Even in men’s clubs in London, where using your mobile is forbidden, you can catch members looking in their jacket pockets at their phones, the same way they might have sipped from an illicit flask during Prohibition.

While BlackBerrys are only beginning to creep into the London scene, text-messaging to excuse tardiness is a common British foible. According to one London man-about-town ‘Text-messaging has made it OK for people to be late.

You never used to be able to text someone and tell them you were running 20 minutes late; you just needed to make that much more of an effort to be somewhere on time. The other maddening thing about texting is that people are constantly changing their plans.’

This is much more common in New York than in London. Because apartments are generally too small, social life revolves around restaurants. Susan Barnes, a New York-based friend, says that she won’t throw dinner parties in her-larger-than-normal pad because New Yorkers are terrible about cancelling just hours or even minutes before dinner is due to start.

Restaurant dining is less formal than a proper dinner party and it’s marginally more acceptable to be a bit late or cancel at the last minute. Although it might be more of a New York phenomenon at the moment, it’s definitely heading to London. New Yorkers are probably worse than Londoners, simply because work is still paramount there in a way that hasn’t yet permeated.

Dinner parties are one of the best things about moving to London. Invitations on stiff cards (hilariously known as ‘stiffies’) find their way onto your mantelpiece (one of the rare ways that the British show off is by having their social engagements set out for all to see).

Certain rules have always held true for these occasions. You arrive at the house no later than 15 minutes after the appointed time on the card. There is no need to bring flowers or wine, although you must send a thank-you note almost immediately after the dinner, no matter how pleasant the evening.

It’s a tried and true formula and it’s been going for at least 100 years. The only downside is that there is no room for spontaneity and if you are trapped late at work you must be prepared to suffer the consequences.
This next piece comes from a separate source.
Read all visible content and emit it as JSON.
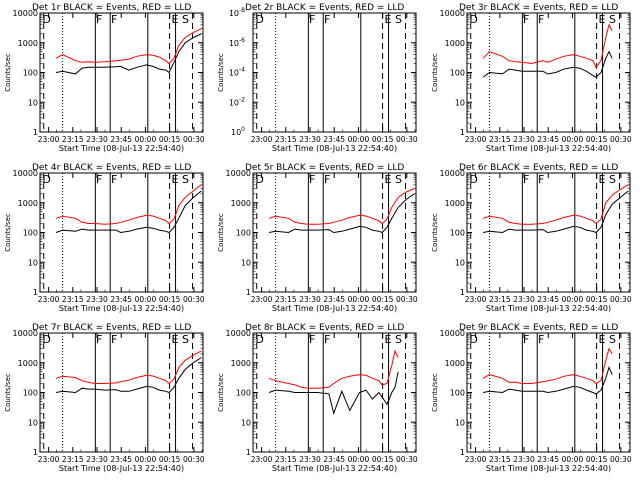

A recent New York transplant to London had an invitation to a dinner, but was forced to stay at work and arrived an hour-and-a-half late.

The hostess barely spoke to her all evening and the host actually took her husband aside and demanded that she write a letter of apology to his wife . Sounds extreme? Maybe, but perhaps these slightly neurotic hosts have a point. In the age of BlackBerrys and mobiles, we’ve all forgotten our manners a little bit.